I Didn't 'Settle' for a Husband With a Disability
When I tell people my husband is disabled, I usually get a quick, emotional response. I get sympathy. I get pity. I get judgment. I get people who think, poor woman, she has such a burden, to care for her husband. I get people who think, wow, she must be a saint for selflessly choosing a disabled person as her spouse. I get my mother, who didn’t want me marrying someone who “couldn’t be strong for me,” who may not be able to be a reliable provider. I get people who wonder, why would she choose to be weighed down by someone who is sick?
There are a lot of problems with these responses. One is that when people hear “disability,” they seem to assume someone who is unable to care for himself and can give little to a relationship. That is a very narrow definition of disability, and in this case it is wrong. Along with this comes the idea that I am the caregiver for my husband, which is also incorrect.
My biggest issue, though, is the idea that I “settled” for someone with a disability. They assume that my husband is less than other people due to his disability. This is an offensive view. And it is completely wrong.
I never “settled” for my husband. My husband is brilliant, funny, honest, loyal, thoughtful, creative, and passionate. He has an endless supply of knowledge and he is becoming a very good cook. He is a great listener. He recently got his teaching license and is naturally gifted as a teacher. He also has numerous chronic physical conditions. This is just part of him. I see him for the person he is. I love him. And loving him doesn’t mean I love part of him and ignore or forgive the rest. No, I simply love him.
I do worry about my husband. I worry about how many years we will have together. I know that realistically I will likely live longer than he does. But I try to stay in the moment and enjoy the time we have.
I do see his weaknesses, but beyond his weaknesses I see such strength. I see the child who survived a series of life-threatening surgeries growing up, to remove lymphangioma infections related to his KTS (Klippel Trenaunay syndrome). I see the young man whose spine, bent due to severe scoliosis, was nearly crushing his organs, and had still more surgeries while in high school. I see the adult who has survived two episodes of respiratory failure, along with managing a severe respiratory problem that came mysteriously and has no name. I see a man who battles chronic pain and fatigue.
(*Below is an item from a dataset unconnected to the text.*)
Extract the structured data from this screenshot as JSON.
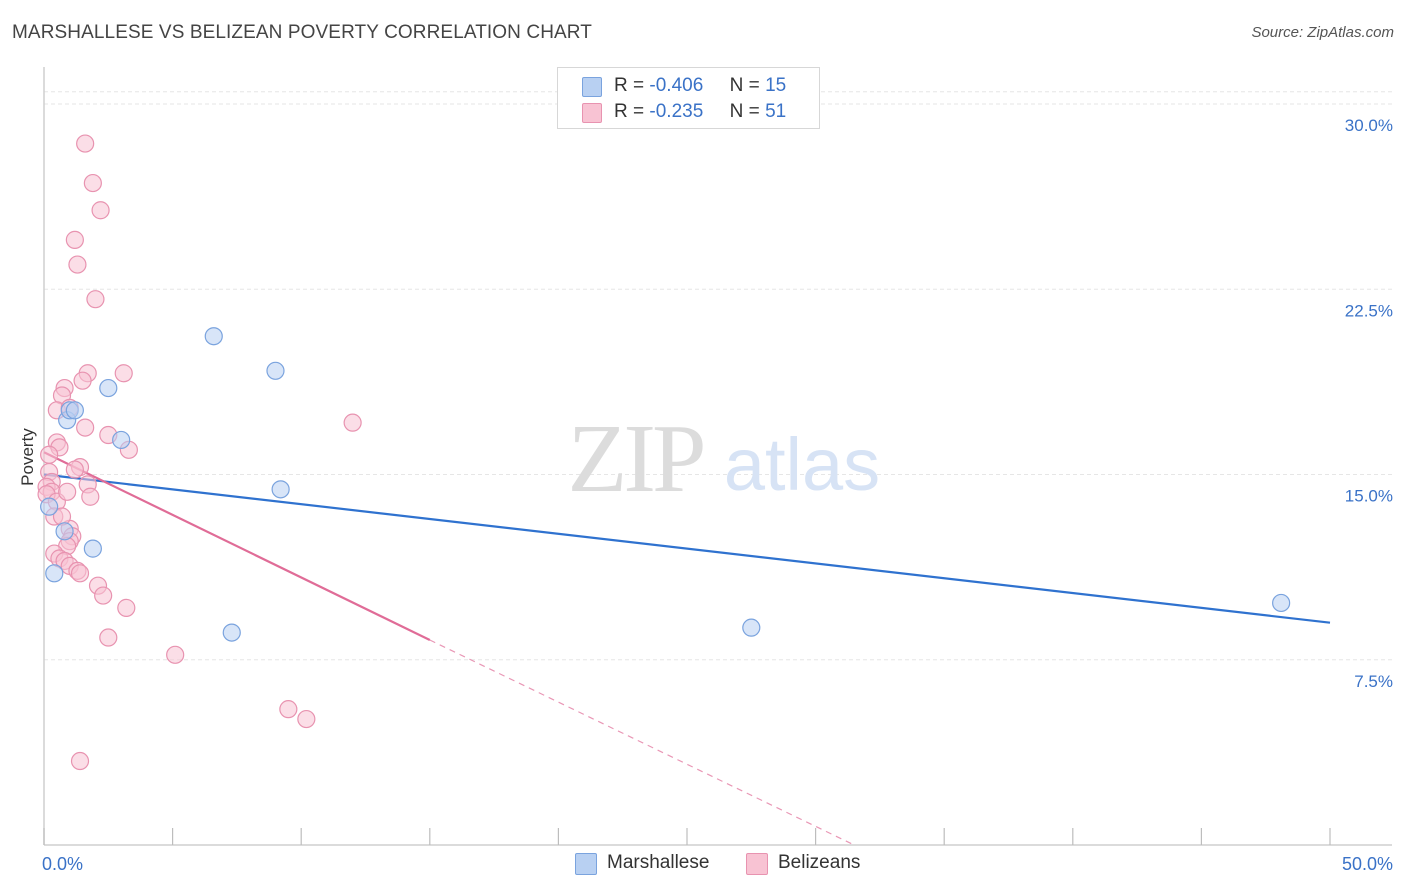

So many everyday things are hard for him. Yet he fights through the pain, the fatigue, and the respiratory condition. He teaches full-time, experiments with new recipes in the kitchen, plays in a pinball league, goes out with friends, and spends time in nature. He does so many things. I see someone who is extremely strong and resilient.
My husband is one of those amazing people who seems to be content in nearly any circumstance. He is good at riding the waves of life and seeing humor in difficult situations. He battles so many obstacles every day. Still he finds joy.
No, I didn’t settle for a husband with a disability. I was blessed with an amazing man who is more than I could have ever expected. He is so good to me. I have chronic mental illnesses. I know I’m not always easy to love. But my husband shows his love to me every day. And I know that a man who has survived all the surgeries, infections, respiratory failures, hospital stays, and the bullying and abuse of a world that mocks people with disabilities… I know this man is more than able to handle whatever the world might throw at us.
I didn’t settle. I found a man stronger than anyone I have ever met. Every night I lie in bed and trace the scars on his back, amazed that he has survived so much, and grateful that he’s mine.